Con el pasar del tiempo, el asunto llegó a oídos de Yubaba y armó un escándalo de proporciones. La rana fue duramente castigada y confinada a una prisión por haber revelado, lo que para ella era, un secreto terrible porque la dejaba en un estado de vulnerabilidad. Se prohibió a todos los empleados referirse al tema y hacer como si nada hubiese pasado y seguir con sus labores sin descanso alguno. La rana volvió a sus labores normales, pero ya no era la misma de antes. Sus ojos estaban apagados, como si la energía que alimentaba su verde y pequeño cuerpo hubiese sido robada de forma violenta, además actuaba como si no tuviese voluntad propia, como si hiciera todo por inercia.
Pobre ranita.
― ¡Yubaba quiere verte! ― le gritó uno de los empleados mientras estaba cosechando las zanahorias del huerto un día. Kohaku llevaba un buen rato sin verle la cara a la vieja bruja y disfrutaba un poco imaginándose el aspecto que tendría la señora, sobre todo por los rumores que se había desfigurado completamente y que estaba irreconocible. El día estaba soleado y la brisa helada ya daba a entender que el otoño se acercaba de forma discreta.
Kohaku pasó al cuarto de baño para limpiarse la tierra del cuerpo y para verse presentable. Aunque su ropa estaba vieja y toda remendada, intentó arreglarse lo mejor que pudo para que no lo viera tan derrotado. En uno de sus bolsillos, guardó la tarjetita y se dirigió al último piso de la Casa de Baño.
Nada había cambiado. Sólo se percibía una extraña energía en la puerta de la mansión.
― ¡Pasa, maldición! ― le gritó la gárgola de la puerta. Kohaku vaciló un momento, pero se decidió y empujó la pesada y lujosa puerta.

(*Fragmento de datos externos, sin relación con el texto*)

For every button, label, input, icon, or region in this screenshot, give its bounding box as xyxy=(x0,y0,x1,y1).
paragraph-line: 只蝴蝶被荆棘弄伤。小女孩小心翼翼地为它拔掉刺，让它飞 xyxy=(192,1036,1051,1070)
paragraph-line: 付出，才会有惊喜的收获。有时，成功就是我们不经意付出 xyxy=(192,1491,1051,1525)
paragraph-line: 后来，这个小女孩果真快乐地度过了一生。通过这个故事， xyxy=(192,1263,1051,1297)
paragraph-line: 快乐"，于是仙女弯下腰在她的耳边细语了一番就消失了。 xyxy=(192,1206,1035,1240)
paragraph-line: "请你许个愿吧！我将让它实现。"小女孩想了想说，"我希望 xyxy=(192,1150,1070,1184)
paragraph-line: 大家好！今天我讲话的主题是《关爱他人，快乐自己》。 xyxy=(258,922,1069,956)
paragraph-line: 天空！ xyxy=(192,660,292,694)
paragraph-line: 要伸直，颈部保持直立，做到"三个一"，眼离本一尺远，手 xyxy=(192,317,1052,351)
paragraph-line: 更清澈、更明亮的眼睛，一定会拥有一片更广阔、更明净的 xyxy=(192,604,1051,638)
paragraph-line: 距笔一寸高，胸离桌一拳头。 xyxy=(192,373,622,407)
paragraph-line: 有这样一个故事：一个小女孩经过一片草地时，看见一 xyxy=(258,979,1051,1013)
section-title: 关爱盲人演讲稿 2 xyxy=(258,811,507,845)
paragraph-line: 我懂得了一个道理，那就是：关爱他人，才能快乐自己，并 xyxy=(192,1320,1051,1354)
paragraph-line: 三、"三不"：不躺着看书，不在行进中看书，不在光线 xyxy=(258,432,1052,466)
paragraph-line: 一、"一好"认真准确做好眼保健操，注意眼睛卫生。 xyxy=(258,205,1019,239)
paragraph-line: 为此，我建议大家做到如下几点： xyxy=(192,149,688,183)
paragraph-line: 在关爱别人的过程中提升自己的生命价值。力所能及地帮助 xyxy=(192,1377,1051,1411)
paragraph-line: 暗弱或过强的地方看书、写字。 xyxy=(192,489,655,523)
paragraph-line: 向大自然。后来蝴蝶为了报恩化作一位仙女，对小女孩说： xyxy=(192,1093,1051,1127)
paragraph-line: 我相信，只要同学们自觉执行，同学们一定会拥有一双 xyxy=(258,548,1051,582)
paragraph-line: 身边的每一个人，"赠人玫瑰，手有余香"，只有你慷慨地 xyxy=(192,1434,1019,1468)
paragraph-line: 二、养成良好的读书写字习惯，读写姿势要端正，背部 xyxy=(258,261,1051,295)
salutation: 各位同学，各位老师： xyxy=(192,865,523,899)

El antiguo esplendor de la mansión, sus decoraciones lujosas, sus cuadros, jarros y muebles, todo lo que la hicieron una ostentosa morada, desaparecieron. El lugar estaba hecho un desastre, todo estaba roto y sucio. El papel tapiz tenía hollín de hace varios días y los cortinajes estaban rasgados y tirados en el piso. Acorde avanzaba, podía oír la música de un tocadiscos, una y otra vez.
Se tropezó con algo redondo y bastante duro y cayó de bruces al suelo y, al incorporarse, casi vomita del espanto que le causó ver las cabezas de Kashira, las tres que Yubaba poseía a modo de mascotas, calcinadas en el suelo de la oficina, cerca de la chimenea. El muchacho se dio cuenta de que después de la ira de Yubaba, nadie había entrado a su casa, ni siquiera Chichiyaku, el gerente de la Casa de Baño y su mano de derecha.
Inmediatamente pensó en Bo, pero sabía que él era lo que Yubaba más amaba en todo el mundo y dudó que fuera capaz de hacerle daño; pero, si la vieja realmente había enloquecido, cualquier cosa era esperable, así que era mejor apresurarse y ver si el chico aún seguía con vida. Cuando entró en la habitación del pequeño, se alivió al ver que estaba sano y salvo durmiendo en su enorme cama. Ahora ¿dónde diantres estaba la vieja?
Sintió una presencia maligna en el lugar y salió corriendo hacia la oficina, antes de retroceder de asco por la pestilencia que salía de la chimenea. La observó un momento y luego sonrío por complacencia.
― Te ves horrible―dijo finalmente, mientras una figura espectral y purulenta se arrastraba fuera de la chimenea―. Tanto tiempo sin vernos, Yubaba.